ASSEMBLY ALGORITHMS FOR NEXT GENERATION SEQUENCE DATA
Open Access
- Author:
- Ratan, Aakrosh
- Graduate Program:
- Computer Science and Engineering
- Degree:
- Doctor of Philosophy
- Document Type:
- Dissertation
- Date of Defense:
- October 07, 2009
- Committee Members:
- Webb Colby Miller, Dissertation Advisor/Co-Advisor
Webb Colby Miller, Committee Chair/Co-Chair
Piotr Berman, Committee Member
Stephan Schuster, Committee Member
Raj Acharya, Committee Member - Keywords:
- next-generation sequencing
genome assembly
algorithms - Abstract:
- Next-generation sequencing is revolutionizing genomics, promising higher coverage at a lower cost per base when compared to Sanger sequencing. Shorter reads and higher error rates from these new instruments necessitate the development of new algorithms and software. This dissertation describes approaches to tackle some problems related to genome assembly with these short fragments. We describe YASRA (Yet Another Short Read Assembler), that performs comparative assembly of short reads using a reference genome, which can differ substantially from the genome being sequenced. We explain the algorithm and present the results of assembling one ancient-mitochondrial and one plastid dataset.
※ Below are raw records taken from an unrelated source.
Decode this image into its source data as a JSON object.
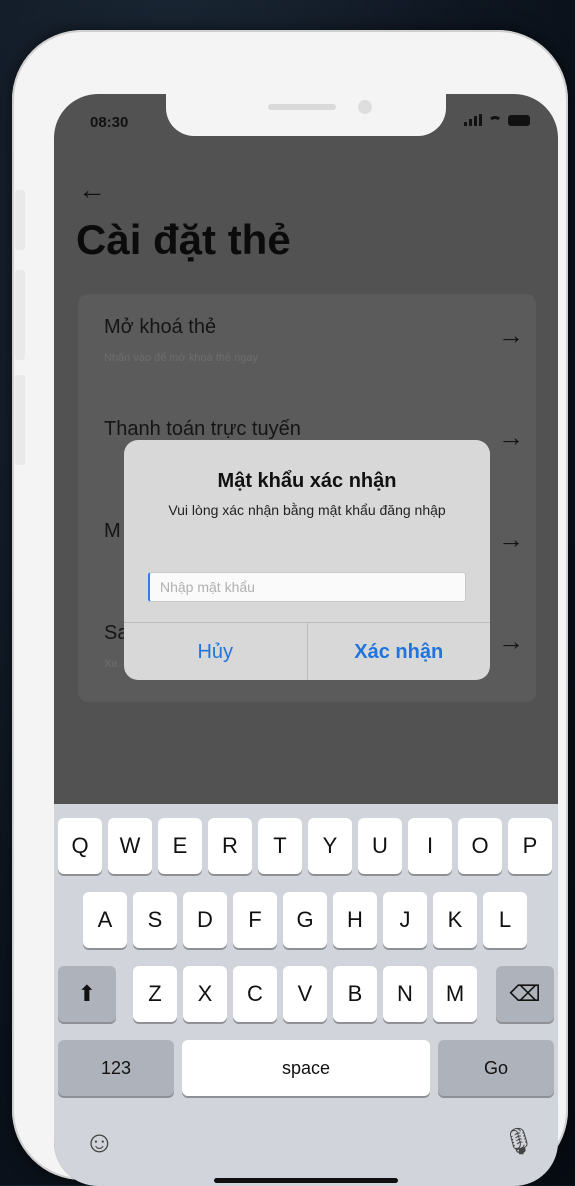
{
  "status_bar": {
    "time": "08:30"
  },
  "page": {
    "back_icon": "←",
    "title": "Cài đặt thẻ"
  },
  "settings_rows": [
    {
      "label": "Mở khoá thẻ",
      "sub": "Nhấn vào để mở khoá thẻ ngay",
      "arrow": "→"
    },
    {
      "label": "Thanh toán trực tuyến",
      "sub": "",
      "arrow": "→"
    },
    {
      "label": "M",
      "sub": "",
      "arrow": "→"
    },
    {
      "label": "Sa",
      "sub": "Xe",
      "arrow": "→"
    }
  ],
  "dialog": {
    "title": "Mật khẩu xác nhận",
    "message": "Vui lòng xác nhận bằng mật khẩu đăng nhập",
    "input_placeholder": "Nhập mật khẩu",
    "cancel_label": "Hủy",
    "confirm_label": "Xác nhận"
  },
  "keyboard": {
    "row1": [
      "Q",
      "W",
      "E",
      "R",
      "T",
      "Y",
      "U",
      "I",
      "O",
      "P"
    ],
    "row2": [
      "A",
      "S",
      "D",
      "F",
      "G",
      "H",
      "J",
      "K",
      "L"
    ],
    "row3": [
      "Z",
      "X",
      "C",
      "V",
      "B",
      "N",
      "M"
    ],
    "shift_icon": "⬆",
    "backspace_icon": "⌫",
    "numbers_label": "123",
    "space_label": "space",
    "go_label": "Go",
    "emoji_icon": "☺",
    "mic_icon": "🎙"
  }
}
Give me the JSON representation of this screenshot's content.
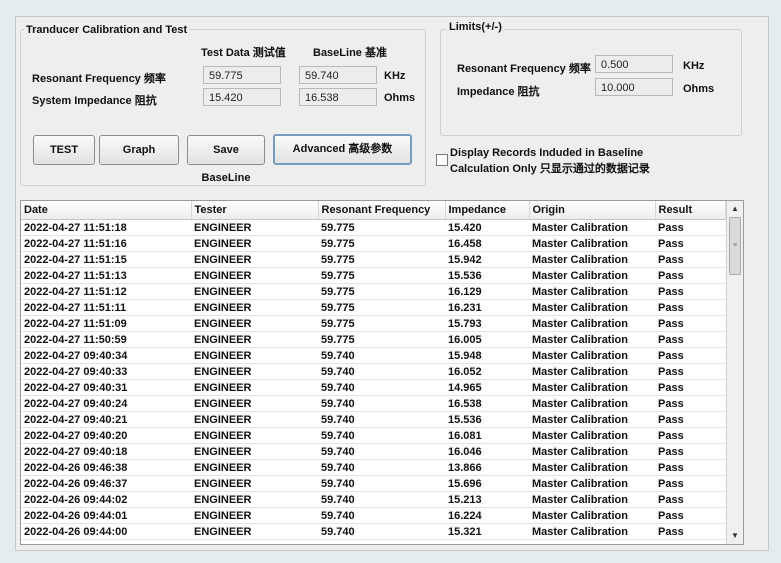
{
  "calibration": {
    "title": "Tranducer Calibration and Test",
    "col_test_data": "Test Data 测试值",
    "col_baseline": "BaseLine 基准",
    "resonant_label": "Resonant Frequency 频率",
    "resonant_test": "59.775",
    "resonant_baseline": "59.740",
    "resonant_unit": "KHz",
    "impedance_label": "System Impedance 阻抗",
    "impedance_test": "15.420",
    "impedance_baseline": "16.538",
    "impedance_unit": "Ohms",
    "buttons": {
      "test": "TEST",
      "graph": "Graph",
      "save_baseline": "Save BaseLine",
      "advanced": "Advanced 高级参数"
    }
  },
  "limits": {
    "title": "Limits(+/-)",
    "resonant_label": "Resonant Frequency 频率",
    "resonant_value": "0.500",
    "resonant_unit": "KHz",
    "impedance_label": "Impedance 阻抗",
    "impedance_value": "10.000",
    "impedance_unit": "Ohms"
  },
  "display_option": {
    "line1": "Display Records Induded in Baseline",
    "line2": "Calculation Only 只显示通过的数据记录",
    "checked": false
  },
  "table": {
    "columns": [
      "Date",
      "Tester",
      "Resonant Frequency",
      "Impedance",
      "Origin",
      "Result"
    ],
    "rows": [
      [
        "2022-04-27 11:51:18",
        "ENGINEER",
        "59.775",
        "15.420",
        "Master Calibration",
        "Pass"
      ],
      [
        "2022-04-27 11:51:16",
        "ENGINEER",
        "59.775",
        "16.458",
        "Master Calibration",
        "Pass"
      ],
      [
        "2022-04-27 11:51:15",
        "ENGINEER",
        "59.775",
        "15.942",
        "Master Calibration",
        "Pass"
      ],
      [
        "2022-04-27 11:51:13",
        "ENGINEER",
        "59.775",
        "15.536",
        "Master Calibration",
        "Pass"
      ],
      [
        "2022-04-27 11:51:12",
        "ENGINEER",
        "59.775",
        "16.129",
        "Master Calibration",
        "Pass"
      ],
      [
        "2022-04-27 11:51:11",
        "ENGINEER",
        "59.775",
        "16.231",
        "Master Calibration",
        "Pass"
      ],
      [
        "2022-04-27 11:51:09",
        "ENGINEER",
        "59.775",
        "15.793",
        "Master Calibration",
        "Pass"
      ],
      [
        "2022-04-27 11:50:59",
        "ENGINEER",
        "59.775",
        "16.005",
        "Master Calibration",
        "Pass"
      ],
      [
        "2022-04-27 09:40:34",
        "ENGINEER",
        "59.740",
        "15.948",
        "Master Calibration",
        "Pass"
      ],
      [
        "2022-04-27 09:40:33",
        "ENGINEER",
        "59.740",
        "16.052",
        "Master Calibration",
        "Pass"
      ],
      [
        "2022-04-27 09:40:31",
        "ENGINEER",
        "59.740",
        "14.965",
        "Master Calibration",
        "Pass"
      ],
      [
        "2022-04-27 09:40:24",
        "ENGINEER",
        "59.740",
        "16.538",
        "Master Calibration",
        "Pass"
      ],
      [
        "2022-04-27 09:40:21",
        "ENGINEER",
        "59.740",
        "15.536",
        "Master Calibration",
        "Pass"
      ],
      [
        "2022-04-27 09:40:20",
        "ENGINEER",
        "59.740",
        "16.081",
        "Master Calibration",
        "Pass"
      ],
      [
        "2022-04-27 09:40:18",
        "ENGINEER",
        "59.740",
        "16.046",
        "Master Calibration",
        "Pass"
      ],
      [
        "2022-04-26 09:46:38",
        "ENGINEER",
        "59.740",
        "13.866",
        "Master Calibration",
        "Pass"
      ],
      [
        "2022-04-26 09:46:37",
        "ENGINEER",
        "59.740",
        "15.696",
        "Master Calibration",
        "Pass"
      ],
      [
        "2022-04-26 09:44:02",
        "ENGINEER",
        "59.740",
        "15.213",
        "Master Calibration",
        "Pass"
      ],
      [
        "2022-04-26 09:44:01",
        "ENGINEER",
        "59.740",
        "16.224",
        "Master Calibration",
        "Pass"
      ],
      [
        "2022-04-26 09:44:00",
        "ENGINEER",
        "59.740",
        "15.321",
        "Master Calibration",
        "Pass"
      ]
    ]
  },
  "scrollbar": {
    "up_icon": "▲",
    "down_icon": "▼",
    "grip_icon": "≡"
  }
}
Comparing the performance of YASRA with the AMOScmp-shortReads and Newbler mapping assemblers (version 2.0.00.17) as template genomes are varied, we find that YASRA generates fewer contigs with higher coverage and fewer errors. We also analyze situations where the use of comparative assembly outperforms de novo assembly, and vice-versa, and compare the performance of YASRA with that of the Velvet (version 0.7.53) and Newbler de novo assemblers (version 2.0.00.17). We utilize the concept of “overlap-graphs” from YASRA to find genetic differences within a target species. We describe a simple pipeline for deducing such locations of variation in the presence of a reference genome and then extend it to deduce polymorphisms in a species without the help of a reference genome. Our implementation of this algorithm, DIAL (De Novo Identification of Alleles) is described. The method works even when the coverage is insufficient for de novo assembly and can be extended to determine small indels (insertions/deletions). We evaluate the effectiveness of the approach using published Roche/454 sequence data of Dr. James Watson to detect heterozygous locations. We also apply our approach on recent Illumina data from Orangutan, in each case comparing our results to those from computational analysis that used a reference genome sequence.